We walk on in silence, side by side. My temper is ruffled. I am planning five distinct and lengthy vengeances against Bobby.
"I dare say," says my companion presently, "that you are wondering what brought me in here now—what attraction a kitchen-garden could have for me, at a time of year when not the most sanguine mind could expect to find any thing good to eat in it."
"At least, it is sheltered," I answer, shivering, thrusting my hands a little farther into the warm depths of my muff.
"I was thinking of old days," he says, with a hazy, wistful smile. "Ah! you have not come to the time of life for doing that yet. Do you know, I have not been here since your father and I were lads of eleven and twelve together?"
"You were eleven, and he was twelve, I am sure," say I, emphatically.
"Why?"
"You look so much younger than he," I answer, looking frankly and unembarrassedly up into his face.

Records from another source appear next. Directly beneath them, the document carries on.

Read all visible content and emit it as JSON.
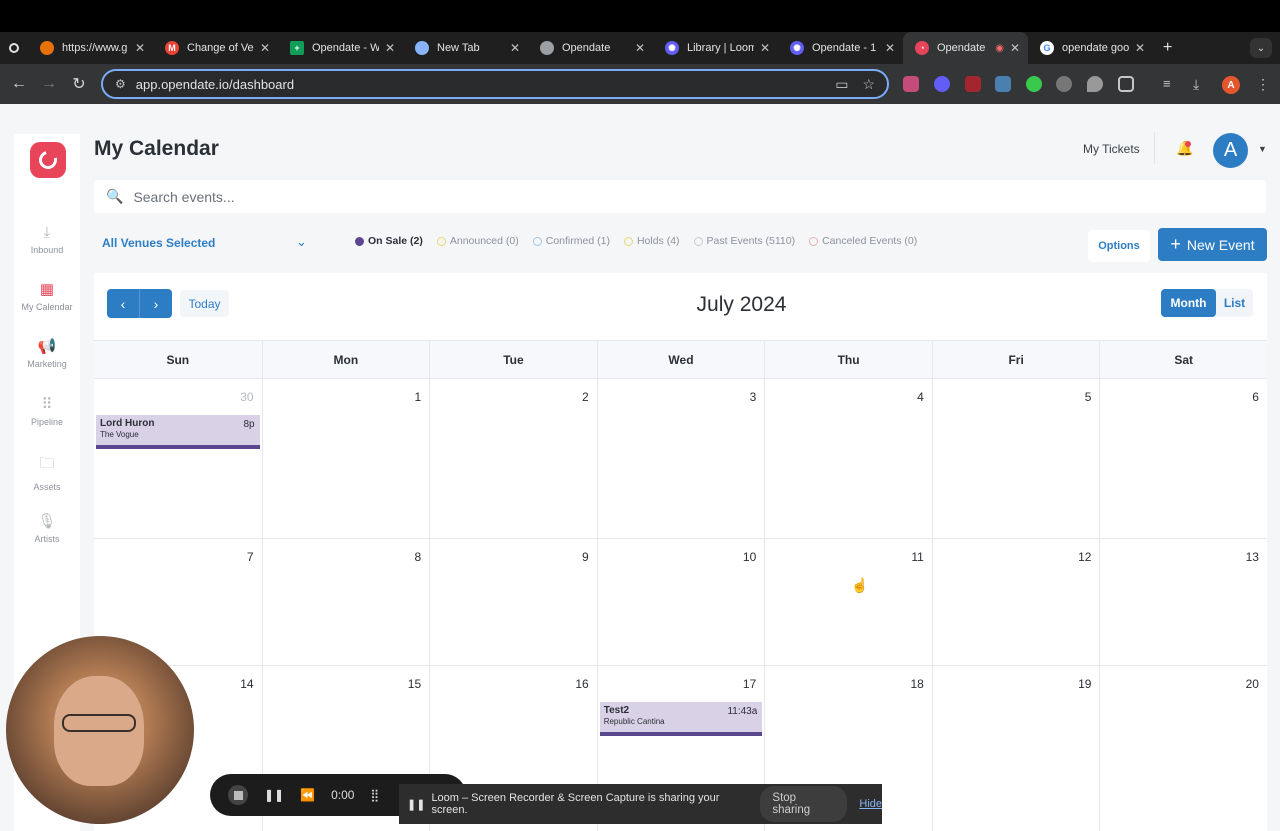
{
  "browser": {
    "tabs": [
      {
        "title": "https://www.g",
        "favicon_color": "#e8710a"
      },
      {
        "title": "Change of Ve",
        "favicon_color": "#ea4335",
        "icon": "gmail-icon"
      },
      {
        "title": "Opendate - W",
        "favicon_color": "#0f9d58",
        "icon": "sheets-icon"
      },
      {
        "title": "New Tab",
        "favicon_color": "#8ab4f8",
        "icon": "chrome-icon"
      },
      {
        "title": "Opendate",
        "favicon_color": "#9aa0a6",
        "icon": "globe-icon"
      },
      {
        "title": "Library | Loom",
        "favicon_color": "#625df5",
        "icon": "loom-icon"
      },
      {
        "title": "Opendate - 1",
        "favicon_color": "#625df5",
        "icon": "loom-icon"
      },
      {
        "title": "Opendate",
        "favicon_color": "#e8445a",
        "icon": "opendate-icon",
        "active": true
      },
      {
        "title": "opendate goo",
        "favicon_color": "#4285f4",
        "icon": "google-icon"
      }
    ],
    "new_tab": "+",
    "url": "app.opendate.io/dashboard",
    "profile_initial": "A"
  },
  "sidebar": {
    "items": [
      {
        "label": "Inbound",
        "icon": "inbox-download-icon"
      },
      {
        "label": "My Calendar",
        "icon": "calendar-icon",
        "active": true
      },
      {
        "label": "Marketing",
        "icon": "megaphone-icon"
      },
      {
        "label": "Pipeline",
        "icon": "pipeline-icon"
      },
      {
        "label": "Assets",
        "icon": "folder-icon"
      },
      {
        "label": "Artists",
        "icon": "microphone-icon"
      }
    ]
  },
  "header": {
    "title": "My Calendar",
    "my_tickets": "My Tickets",
    "avatar_initial": "A"
  },
  "search": {
    "placeholder": "Search events..."
  },
  "filters": {
    "venues": "All Venues Selected",
    "statuses": [
      {
        "label": "On Sale (2)",
        "color": "#5b4690",
        "on": true
      },
      {
        "label": "Announced (0)",
        "color": "#f2e08a"
      },
      {
        "label": "Confirmed (1)",
        "color": "#b9d8f0"
      },
      {
        "label": "Holds (4)",
        "color": "#f2e08a"
      },
      {
        "label": "Past Events (5110)",
        "color": "#d6d6d6"
      },
      {
        "label": "Canceled Events (0)",
        "color": "#f2c4c4"
      }
    ],
    "options": "Options",
    "new_event": "New Event"
  },
  "calendar": {
    "today": "Today",
    "month_title": "July 2024",
    "view_month": "Month",
    "view_list": "List",
    "weekdays": [
      "Sun",
      "Mon",
      "Tue",
      "Wed",
      "Thu",
      "Fri",
      "Sat"
    ],
    "weeks": [
      [
        "30",
        "1",
        "2",
        "3",
        "4",
        "5",
        "6"
      ],
      [
        "7",
        "8",
        "9",
        "10",
        "11",
        "12",
        "13"
      ],
      [
        "14",
        "15",
        "16",
        "17",
        "18",
        "19",
        "20"
      ]
    ],
    "events": [
      {
        "name": "Lord Huron",
        "time": "8p",
        "venue": "The Vogue"
      },
      {
        "name": "Test2",
        "time": "11:43a",
        "venue": "Republic Cantina"
      }
    ]
  },
  "loom": {
    "timer": "0:00",
    "sharing_text": "Loom – Screen Recorder & Screen Capture is sharing your screen.",
    "stop_sharing": "Stop sharing",
    "hide": "Hide"
  }
}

"Do I?" (with a pleased smile). "It is clear, then, that one cannot judge of one's self; on the rare occasions when I look in the glass it seems to me that, in the course of the last five years, I have grown into a very old fogy."
"He looks as if he had been so much oftener vexed, and so much seldomer pleased than you do," continued I, mentally comparing the smooth though weather-beaten benignity of the straight-cut features beside me, with the austere and frown-puckered gravity of my father's.
"Does he?" he answers, with an air of half-surprised interest, as if the subject had never struck him in that light before. "Poor fellow! I am sorry if it is so. Ah, you see"—with a smile—"he has six more reasons for wrinkles than I have."
"You mean us, I suppose," I answer matter-of-factly. "As to that, I think he draws quite as many wrinkles on our faces as we do on his." Then, rather ashamed of my over-candor, I add, with hurried bluntness, "You have never been married, I suppose?"
He half turns away his head.
"No—not yet! I have not yet had that good fortune."
I am inwardly amused at the power of his denial. Surely, surely he might say in the words of Lancelot:
"Had I chosen to wed,
I had been wedded earlier, sweet Elaine."
"And you?" he asks, turning with an accent of playfulness toward me.
"Not yet," I answer, laughing, "and most likely I shall have to answer 'not yet' to that question as often as it is put to me till the end of the chapter."